Like any addictive drug, the prolonged use of alcohol can cause serious health and mental problems. Some of them are :
• Cardiovascular disorders: Not only does excess alcohol consumption make the heart muscles weaker and the heart beats irregular, but they are also more likely to make the platelets in the human blood clot, thus increasing the risk of heart attacks in an individual quite significantly. This means that a heavy drinker is more likely to have a stroke or a heart attack, which if not treated immediately, can lead to their death.
• Seizures: Alcohol sometimes interacts differently with different types of medication that a person consumes. In most cases, heavy drinking makes it likely for the consumed alcohol to react negatively with medication, leading to seizures in patients with no medical history of epilepsy.
• Liver cirrhosis: High levels of alcohol is extremely harmful for the liver cells. In fact, over consumption of alcohol can permanently damage the liver cells, rendering the liver unable to function normally for the rest of a person’s life.
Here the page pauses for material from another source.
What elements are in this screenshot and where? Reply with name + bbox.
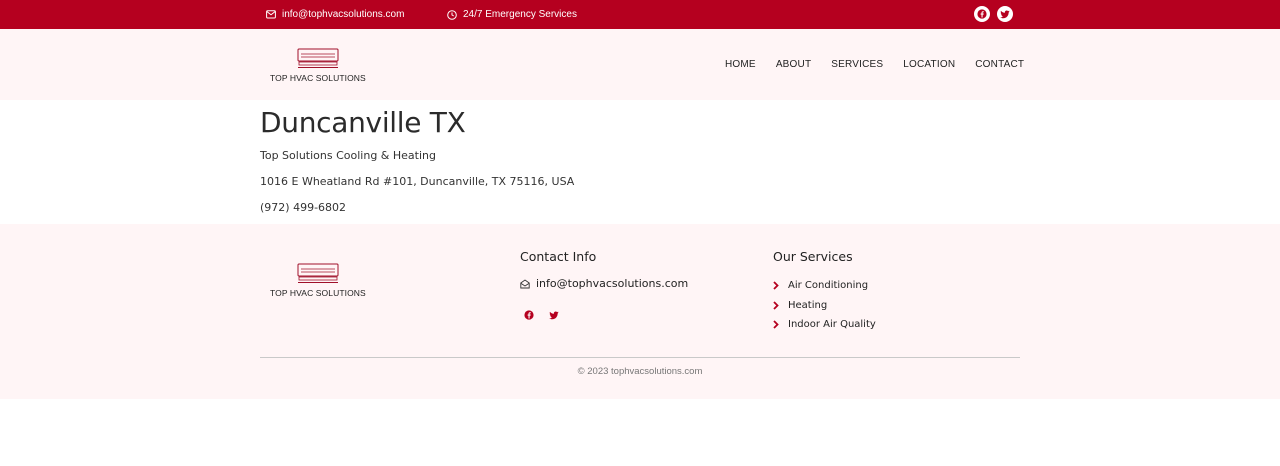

• Cancer: When alcohol enters the body, it is automatically converted into acetaldehyde, which is one of the most lethal carcinogen, that is, a cancer causing substance. Therefore, the more alcohol a person consumes, the more the amount of acetaldehyde the body produces and thus, the greater the risk of developing cancer in the near future.
• Brain disorders: Some scientific studies have revealed that prolonged overuse of alcohol can alter the brain’s chemistry, thereby shrinking their brains at a rate faster than normal and over time, it can permanently hamper an individual’s ability to make judgments and interact socially.